In the first quarter of 2019, Netflix added a net 1.74 million streaming customers in the U.S., to reach 60.2 million paid subs. But in part because of a price hike for all customers that it rolled out in the first half of the year, the company projected 300,000 U.S. net adds in Q2 (versus 870,000 in the year-earlier quarter). PwC noted that domestic subscribers accounted for just one in seven of Netflix’s new subscribers in Q1.
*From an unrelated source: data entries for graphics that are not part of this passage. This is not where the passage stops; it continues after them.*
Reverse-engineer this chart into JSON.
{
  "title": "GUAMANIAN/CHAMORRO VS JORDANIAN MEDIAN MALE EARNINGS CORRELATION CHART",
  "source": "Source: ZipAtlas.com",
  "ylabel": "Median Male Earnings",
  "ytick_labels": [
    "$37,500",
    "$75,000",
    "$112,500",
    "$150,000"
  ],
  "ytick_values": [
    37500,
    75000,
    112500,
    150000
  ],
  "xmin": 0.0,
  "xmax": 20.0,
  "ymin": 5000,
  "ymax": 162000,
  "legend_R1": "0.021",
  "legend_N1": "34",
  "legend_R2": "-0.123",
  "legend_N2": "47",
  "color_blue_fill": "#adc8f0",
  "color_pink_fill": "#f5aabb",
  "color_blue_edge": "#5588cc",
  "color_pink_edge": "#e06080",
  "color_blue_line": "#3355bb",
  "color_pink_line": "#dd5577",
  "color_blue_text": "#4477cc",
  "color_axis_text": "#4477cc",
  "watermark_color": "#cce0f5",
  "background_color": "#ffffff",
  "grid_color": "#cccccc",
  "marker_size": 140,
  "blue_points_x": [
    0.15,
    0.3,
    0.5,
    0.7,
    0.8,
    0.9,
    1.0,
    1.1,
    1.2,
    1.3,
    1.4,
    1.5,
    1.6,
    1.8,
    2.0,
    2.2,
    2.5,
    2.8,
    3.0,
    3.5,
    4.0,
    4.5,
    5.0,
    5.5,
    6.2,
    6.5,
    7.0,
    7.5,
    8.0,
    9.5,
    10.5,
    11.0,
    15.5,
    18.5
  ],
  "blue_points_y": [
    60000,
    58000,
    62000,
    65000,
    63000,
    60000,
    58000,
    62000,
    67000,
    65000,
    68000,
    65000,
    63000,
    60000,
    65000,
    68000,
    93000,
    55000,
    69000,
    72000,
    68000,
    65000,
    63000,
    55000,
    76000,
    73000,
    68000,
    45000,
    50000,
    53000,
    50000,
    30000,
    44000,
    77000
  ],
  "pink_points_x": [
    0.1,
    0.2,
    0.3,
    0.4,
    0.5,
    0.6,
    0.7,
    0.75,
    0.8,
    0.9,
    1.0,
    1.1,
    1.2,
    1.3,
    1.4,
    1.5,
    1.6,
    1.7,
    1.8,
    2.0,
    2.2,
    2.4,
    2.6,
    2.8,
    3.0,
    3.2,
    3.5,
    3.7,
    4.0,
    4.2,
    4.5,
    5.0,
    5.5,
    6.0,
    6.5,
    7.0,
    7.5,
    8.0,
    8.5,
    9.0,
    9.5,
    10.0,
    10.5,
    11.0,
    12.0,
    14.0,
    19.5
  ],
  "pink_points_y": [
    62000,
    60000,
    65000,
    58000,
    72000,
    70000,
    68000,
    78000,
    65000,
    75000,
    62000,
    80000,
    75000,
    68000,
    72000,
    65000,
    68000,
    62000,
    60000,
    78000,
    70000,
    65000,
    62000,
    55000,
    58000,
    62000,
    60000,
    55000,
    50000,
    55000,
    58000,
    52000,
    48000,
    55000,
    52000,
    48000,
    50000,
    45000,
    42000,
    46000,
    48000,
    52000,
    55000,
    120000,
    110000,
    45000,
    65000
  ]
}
Netflix has consistently told Wall Street that it believes it can grow its streaming service to 60 million-90 million members in the U.S., so it’s now in that range. While it has considerable runway internationally — JP Morgan, for one, has projected that Netflix will top 200 million global paid subscribers by 2021 — it might be nearing its ceiling in the States.

“The first-mover advantage in streaming video that Netflix has capitalized on to date continues to be eroded, as the industry begins to fragment, with more and more companies entering the market, from pay-TV heavyweights to specialized, niche players,” PwC said in the report.

Overall, U.S. subscription VOD revenue stood at $10 billion in 2018, projected to increase at a 12.3% compound annual growth rate (CAGR) to $17.8 billion in 2023, according to PwC’s latest forecast. But the year-on-year rate of growth of SVOD revenue in the United States will decline markedly, more than halving from 19.1% in 2018 to 9.7% in 2023, as the world’s biggest market slows considerably as it moves toward maturity.

Against that backdrop, Netflix is about to see a new set of deep-pocketed rivals, adding to its existing set of competitors like Amazon Prime Video, HBO Now and Hulu.

Disney Plus, priced at $7 per month — almost half of Netflix’s standard plan at $13 — is set to debut in the U.S. in November. The Disney streaming service will have one-fifth the content lineup of Netflix out of the gate but will feature higher-rated titles, including Star Wars movies and films from Disney, Marvel and Pixar. Disney Plus also will include “The Simpsons” and other TV shows, and a slate of original series.

WarnerMedia is gearing up its SVOD entrée with a beta launch in Q4, anchored around HBO, Warner Bros. and Turner programming. Comcast’s NBCUniversal is set to launch a streaming service in 2020 (free to pay-TV customers and for a free to others). Then there’s Apple, the biggest tech company in the world, which is shooting for a fall launch of Apple TV Plus, with originals from the likes of Steven Spielberg, Jennifer Aniston, Reese Witherspoon, Kumail Nanjiani and Oprah.

Netflix has downplayed the competitive threat posed by new entrants. It’s still more than twice as big in the U.S. alone than Hulu, which last month reported 26.8 million paid subscribers. “There’s a ton of competition out there and Disney and Apple add a little bit more, but frankly I doubt it will be material, because again there’s already so many competitors for entertainment time,” CEO Reed Hastings said on the company’s Q1 earnings interview.

At the same time, Netflix is continuing to up the ante on content investments. In 2018 Netflix spent $8 billion on programming on a profit/loss basis. This year, Netflix is expected to plunk down around $13 billion to surpass Comcast’s NBCUniversal (whose spending is pegged at $10 billion) as the biggest spender on content in the U.S. market, according to PwC’s report. Amazon is estimated to spend about $5 billion, while Hulu, now fully controlled by Disney, is set to spend about $3 billion.

Subscription VOD is growing faster than most sectors of media and entertainment, per PwC. In the U.S., internet advertising will see a CAGR of 8.4% over 2018-23 to $160.8 billion. Over the same time period, TV advertising is projected to be virtually flat — with a 0.3% CAGR (to $72.2 billion) — as is cinema, growing at a 0.8% CAGR (to $12.5 billion). Meanwhile, U.S. transactional VOD revenue hit $4.5 billion in 2018 and will increase at a 5.4% CAGR to $5.9 billion in 2023, PwC estimates.

PwC’s Global Entertainment & Media Outlook 2019–2023 report, the 20th installment in its annual series, was compiled by partners and professionals in the firm’s entertainment and media practice.